Activities to Practice Figurative Language
1. Make Anchor Charts
You can make a separate anchor chart for each type of figurative language that you are teaching, or make one big chart that helps students compare the different types. Use the student reference chart below as inspiration to make your own, or check out these figurative language posters to hang in your classroom.
Make your anchor chart interactive by having 3rd, 4th, and 5th grade students add their own examples on post-it notes.
2. Read Poetry With Figurative Language
Children's poetry is full of figurative language. Read through poems and have students find the figurative language. Often, poems will have more than one type of figurative language. For example, this limerick by Edward Lear contains both onomatopoeia and alliteration:
There was an Old Man in a tree,
Who was horribly bored by a bee;
When they said, "Does it buzz?"
He replied, "Yes it does!"
It's a regular brute of a Bee!"
Don't have time to go searching for figurative language in poems? This no prep resource does all the work for you. It has poems with figurative language, comprehension questions, and activities to help students write their own poems with figurative language!
You might also like these fun poetry ideas.
3. Read Song Lyrics with Figurative Language
Like poems, song lyrics often contain figurative language. Using song lyrics is an easy way to engage upper elementary students. Consider using some of the songs below to teach figurative language - although make sure the lyrics are age- appropriate for your students before beginning your lesson!
Songs that contain figurative language:
- "Smile" by Uncle Kracker
- "Life is a Highway" by Rascal Flatts
- "You're a Mean One, Mr. Grinch" by Dr. Seuss
- "You are My Sunshine" by Christina Perri
- "A Year Without Rain" by Selena Gomez & The Scene
- "The River" by Garth Brooks
4. Read Books With Figurative Language
Children's picture books are also full of figurative language, although you have to be on the lookout for it.
For example, William Steig's Brave Irene is full of personification and also includes similes, alliteration, and onomatopoeia. Check out some examples of figurative language in Brave Irene as well as other fun activity ideas here.
More Figurative Language Books:
- More Parts - full of idioms
- Night Noises - alliteration, similes, personification, onomatopoeia
- Owl Moon - similes, onomatopoeia, personification, metaphor
5. Go On a Scavenger Hunt for Review
Assess how well students understand the different types of figurative language by sending them on a search for texts with figurative language. They can search through textbooks, picture books, or any other text in the room.
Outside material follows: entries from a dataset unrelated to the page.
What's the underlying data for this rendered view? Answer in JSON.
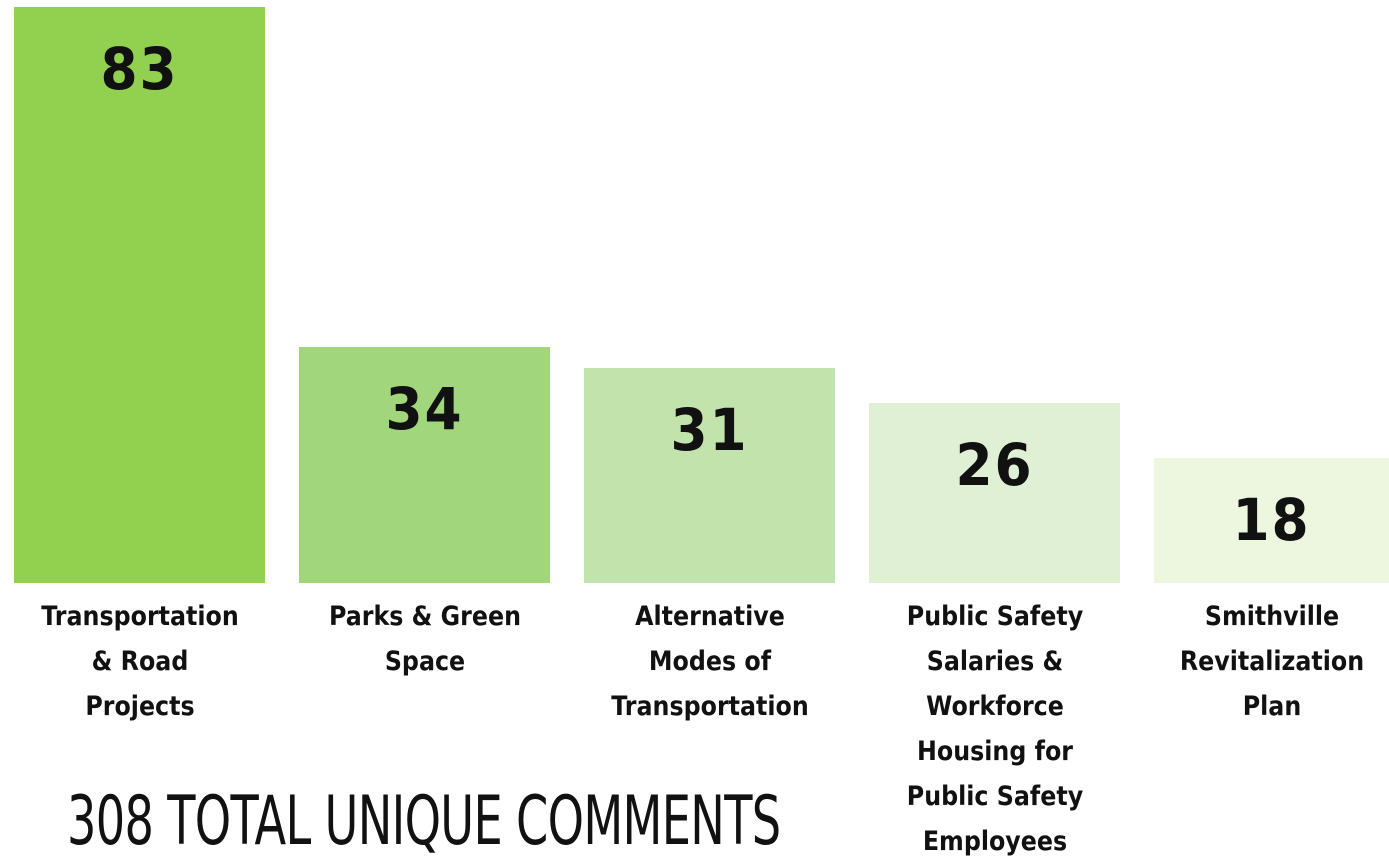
{
  "chart_data": {
    "type": "bar",
    "categories": [
      "Transportation & Road Projects",
      "Parks & Green Space",
      "Alternative Modes of Transportation",
      "Public Safety Salaries & Workforce Housing for Public Safety Employees",
      "Smithville Revitalization Plan"
    ],
    "values": [
      83,
      34,
      31,
      26,
      18
    ],
    "colors": [
      "#92d050",
      "#a2d67d",
      "#c2e3ac",
      "#dff0d5",
      "#edf6df"
    ],
    "total": "308 TOTAL UNIQUE COMMENTS"
  }
}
Depending how well your students skim, this might be a frustrating task for some. Minimize frustration and guarantee your students will find figurative language with this Fun Figurative Language Scavenger Hunt / Sort activity. It includes 24 different texts with figurative language - including 12 poems! Students have to find the figurative language and determine what type of figurative language each text contains.
6. Illustrate the Figurative Vs. Literal Meaning
This is a fun way to integrate art into your ELA lessons! Have 3rd, 4th, adn 5th grade students illustrate the figurative and literal meaning of a figurative language saying.
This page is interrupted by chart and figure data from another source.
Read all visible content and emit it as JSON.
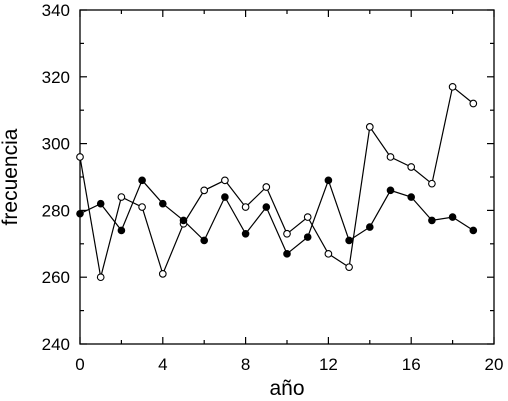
{
  "chart_data": {
    "type": "line",
    "title": "",
    "xlabel": "año",
    "ylabel": "frecuencia",
    "xlim": [
      0,
      20
    ],
    "ylim": [
      240,
      340
    ],
    "x_ticks": [
      "0",
      "4",
      "8",
      "12",
      "16",
      "20"
    ],
    "y_ticks": [
      "240",
      "260",
      "280",
      "300",
      "320",
      "340"
    ],
    "grid": false,
    "legend": "none",
    "series": [
      {
        "marker": "open-circle",
        "x": [
          0,
          1,
          2,
          3,
          4,
          5,
          6,
          7,
          8,
          9,
          10,
          11,
          12,
          13,
          14,
          15,
          16,
          17,
          18,
          19
        ],
        "values": [
          296,
          260,
          284,
          281,
          261,
          276,
          286,
          289,
          281,
          287,
          273,
          278,
          267,
          263,
          305,
          296,
          293,
          288,
          317,
          312
        ]
      },
      {
        "marker": "filled-circle",
        "x": [
          0,
          1,
          2,
          3,
          4,
          5,
          6,
          7,
          8,
          9,
          10,
          11,
          12,
          13,
          14,
          15,
          16,
          17,
          18,
          19
        ],
        "values": [
          279,
          282,
          274,
          289,
          282,
          277,
          271,
          284,
          273,
          281,
          267,
          272,
          289,
          271,
          275,
          286,
          284,
          277,
          278,
          274
        ]
      }
    ]
  }
}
This activity works best with idioms! Students will get a kick out of illustrating both the literal and figurative meanings of idioms like "in a pickle" or "raining cats and dogs."
Get a list of 60 school-appropriate idioms as well as some no prep activities here.
7. Have Students Write Their Own Figurative Language
Once students have seen plenty of figurative language in other people's writing, have them add it to their own writing!
Ease students into this by assigning a particular type of figurative language and a particular topic. For example:
- write a simile using the color green
- write a metaphor about our classroom
- write an alliterative statement using your name
- use personification to describe what a pencil would say
- write a hyperbole about how long it takes you to do your homework
- write an onomatopoeia about a sound you would hear outside
For a fun way to bring kindness into your classroom, you could have students write a kind simile, metaphor, or alliterative statement about a partner and share it with the class.
This would also be a fun activity to do outdoors. Take your students outside and let nature inspire their figurative language writing!
Once students are comfortable, encourage them to start adding figurative language regularly to their writing. This is a great task to add to your revising and editing process - as students are revising their papers, have them add some sort of figurative language to spice up their writing!